The crux of the matter is that the US nuclear posturing is resulting from growing insecurities related to the dwindling power of its empire. There is also a thinking within the US strategic community that the kind of nuclear space that was granted to the Soviet Union during the Cold War cannot be given to China. The US does not want to consider China as a nuclear peer and get into a MAD agreement with it. The US is also encouraging its allies, like India to change their nuclear doctrines and tune it in accordance with the changed global geopolitics. A debate in India has also started on the need to review its nuclear doctrine.
REVIEW OF NFU
In November 2016, the then defence minister Manohar Parrikar expressed his 'personal opinion' regarding India’s 'no first use policy’ (NFU) on nuclear weapons. According to Parrikar, the NFU was devoid of the unpredictability and ambiguity, the two essential ingredients for enhancing the flexibility of deterrence in the national strategy. Ever since then, voices demanding the review of NFU, have been growing. It is argued that the NFU, which forms the bedrock of India’s nuclear doctrine released in January 2003, is inadequate to meet the new challenges posed by the rise of China, instability in Pakistan and global trends in development of tactical nuclear weapons.

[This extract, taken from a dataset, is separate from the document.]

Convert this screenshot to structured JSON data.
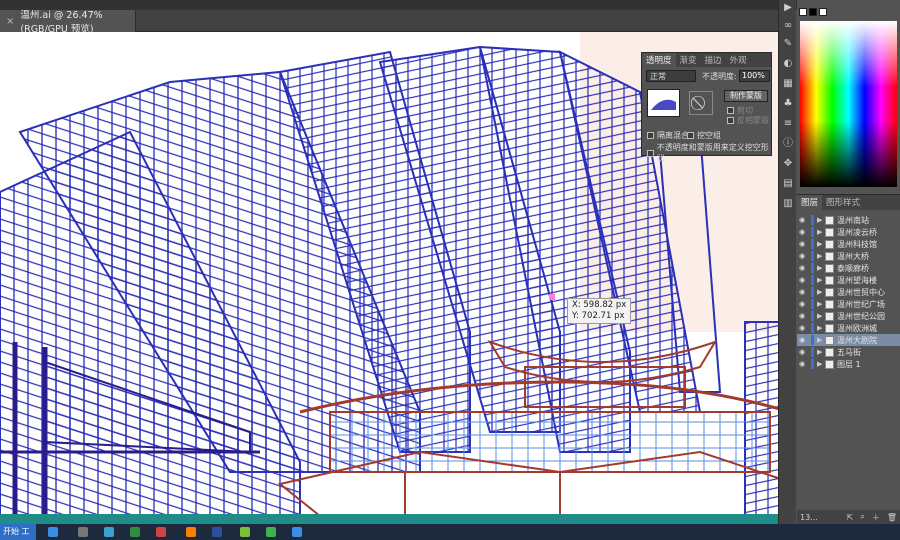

The problem is that many in India are in the habit of treating the nuclear issue frivolously, and deluding themselves to believe the non-existence of Pakistani nukes. What they completely forget is that the world considers the Indian subcontinent as the most dangerous place on earth where the probability of a nuclear war is the highest. The West is convinced that India and Pakistan that have fought three wars can plunge into a nuclear conflict. According to a US general, the 1,800-mile India-Pakistan “border is the only place in the world where two hostile, nuclear-armed states face off every day. And the risk of nuclear conflict has only continued to rise in the past few years, to the point that it is now a very real possibility.” The US experts are already discussing scenarios where India launches a massive military strike in response to a terrorist strike aided by Pakistan. And Pakistan responds by using a “nuclear weapon against Indian conventional armed forces to stave off imminent military defeat.”

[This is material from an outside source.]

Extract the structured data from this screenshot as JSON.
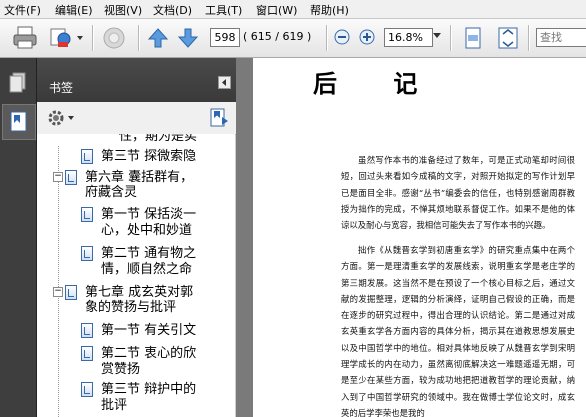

Both Indian and Pakistani elite cannot afford to endanger the lives of millions in the region nor can they afford to give any opportunity to the West to use the pretext of nuclear instability in South Asia as a pretext to shape the global nuclear order in accordance with their strategic needs. It is imperative for the nuclear policy in both the countries to disengage from the larger global nuclear debate and reduce the nuclear risks through rigorous bilateral negotiations aimed at protecting people rather than preserving power.